As a followup to Corey’s post on Princeton, here’s something I wrote about Wilson in 2011. It’s striking how much the debate has moved on from where (in my perception, at least) it was in 2011.

As a very amateur analysis, I’d say that a triumphalist narrative of US history as Manifest Destiny (marred by some unfortunate episodes, best forgotten) is being replaced by one of struggles over slavery and war. In the process, lots of heroes become villains, while those who sought neutrality in the great struggles in order to pursue domestic policies, however laudable, shrink from giants to dwarfs.


As an Australian, I’m not much accustomed to think of political leaders in heroic terms[^1], something that reflects the fact that nothing our political leaders do matters that much to anybody except us, and even then most of the decisions that really mattered have always been made elsewhere. So, I’m fascinated by the US activity of ranking presidents and other political leaders, and eager to try my hand.

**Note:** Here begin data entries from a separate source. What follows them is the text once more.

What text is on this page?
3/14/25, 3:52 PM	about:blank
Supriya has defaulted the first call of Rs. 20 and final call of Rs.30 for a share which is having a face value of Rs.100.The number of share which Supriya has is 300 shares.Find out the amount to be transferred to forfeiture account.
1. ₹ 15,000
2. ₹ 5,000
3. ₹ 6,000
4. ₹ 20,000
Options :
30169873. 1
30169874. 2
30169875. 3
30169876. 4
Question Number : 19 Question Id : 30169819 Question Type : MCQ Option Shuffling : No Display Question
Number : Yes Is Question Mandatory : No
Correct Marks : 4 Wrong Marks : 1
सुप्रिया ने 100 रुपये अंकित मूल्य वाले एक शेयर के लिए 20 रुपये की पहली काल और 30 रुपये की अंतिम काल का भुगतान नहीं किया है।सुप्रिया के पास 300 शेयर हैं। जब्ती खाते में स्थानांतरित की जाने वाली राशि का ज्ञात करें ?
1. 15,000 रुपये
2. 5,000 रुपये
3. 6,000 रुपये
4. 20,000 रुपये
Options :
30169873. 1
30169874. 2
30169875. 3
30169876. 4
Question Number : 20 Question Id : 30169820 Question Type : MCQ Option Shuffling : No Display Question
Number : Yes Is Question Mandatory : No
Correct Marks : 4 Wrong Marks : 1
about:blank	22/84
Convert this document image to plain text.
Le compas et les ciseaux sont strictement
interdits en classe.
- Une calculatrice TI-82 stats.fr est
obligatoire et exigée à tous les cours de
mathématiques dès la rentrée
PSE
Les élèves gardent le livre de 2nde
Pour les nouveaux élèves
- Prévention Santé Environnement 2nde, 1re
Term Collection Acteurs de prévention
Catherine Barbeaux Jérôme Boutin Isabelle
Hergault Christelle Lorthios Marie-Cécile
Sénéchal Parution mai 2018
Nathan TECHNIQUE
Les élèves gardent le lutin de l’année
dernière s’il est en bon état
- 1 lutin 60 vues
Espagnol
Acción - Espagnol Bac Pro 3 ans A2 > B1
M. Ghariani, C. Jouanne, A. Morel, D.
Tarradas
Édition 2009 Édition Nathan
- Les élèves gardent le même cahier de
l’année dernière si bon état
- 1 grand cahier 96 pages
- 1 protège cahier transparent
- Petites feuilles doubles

What has brought this to mind is running across George Will’s campaign against Woodrow Wilson, who always seemed to be presented in hagiographic terms until relatively recently. Much as it goes against the grain to agree with Will on anything, he surely has the goods on Wilson: a consistent racist, who lied America into the Great War, and used Sedition acts and similar devices to suppress opposition. His positive record appears to consist of a variety of “Progressive” measures (in the early C20 sense of the term) many of which were inherited from Teddy Roosevelt, and few of which were particularly progressive from a left viewpoint[^2], along with his proposal for the League of Nations, where he comprehensively screwed up the domestic politics, leading the US to stay out of the League.